The Curmudgeon’s Guide to Tech Adoption
Life in the age of ubiquitous AI is nothing like the Orwellian futurescape it might’ve conjured just a few short years ago. Or maybe that’s what they want you to think.
Jokes aside, I’ve shed my late-adopter reticence and accepted its arrival. I can’t explain the reticence - I’m the last of the Gen Xers, a Xennial if we’re splitting hairs - so I’ve used computers most of my life. Feeble brain? Analog soul? It’s hardly worth parsing.
And in learning to adapt, AI has been nothing short of a revelation for me. All it took was some light cognitive reframing.

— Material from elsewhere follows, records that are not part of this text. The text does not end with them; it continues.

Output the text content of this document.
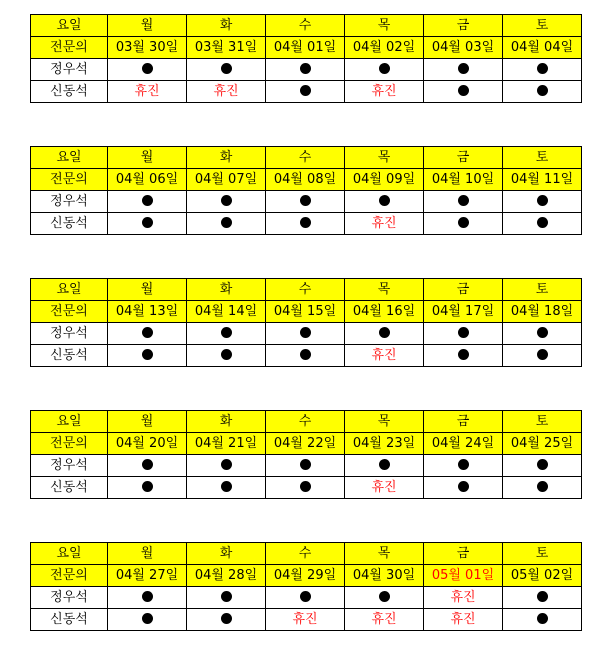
요일	월	화	수	목	금	토
전문의	03월 30일	03월 31일	04월 01일	04월 02일	04월 03일	04월 04일
정우석						
신동석	휴진	휴진		휴진		
요일	월	화	수	목	금	토
전문의	04월 06일	04월 07일	04월 08일	04월 09일	04월 10일	04월 11일
정우석						
신동석				휴진		
요일	월	화	수	목	금	토
전문의	04월 13일	04월 14일	04월 15일	04월 16일	04월 17일	04월 18일
정우석						
신동석				휴진		
요일	월	화	수	목	금	토
전문의	04월 20일	04월 21일	04월 22일	04월 23일	04월 24일	04월 25일
정우석						
신동석				휴진		
요일	월	화	수	목	금	토
전문의	04월 27일	04월 28일	04월 29일	04월 30일	05월 01일	05월 02일
정우석					휴진	
신동석			휴진	휴진	휴진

For many reasons, role clarity in the workplace is important. It creates healthy boundaries, helps manage expectations for all parties, promotes accountability and ownership, and contributes to workers’ sense of stability. Role clarity, job descriptions, all that HR documentation - while wonkish at times - helps preserve people’s dignity and authority over a particular domain. It keeps them from feeling encroached upon or like their job is being threatened. It keeps people from feeling replaceable - and therein lies the insecurity behind some people’s unease with AI or automation in general.
The point is, it’s about creating boundaries with your technology, including AI. And since I learned to do that, I learned how to wield its power without sacrificing my own.
So, know your role, know the role AI can play, and where the two should intersect. Know how it can benefit you. After all, it’s a tool, and not a sentient being…yet.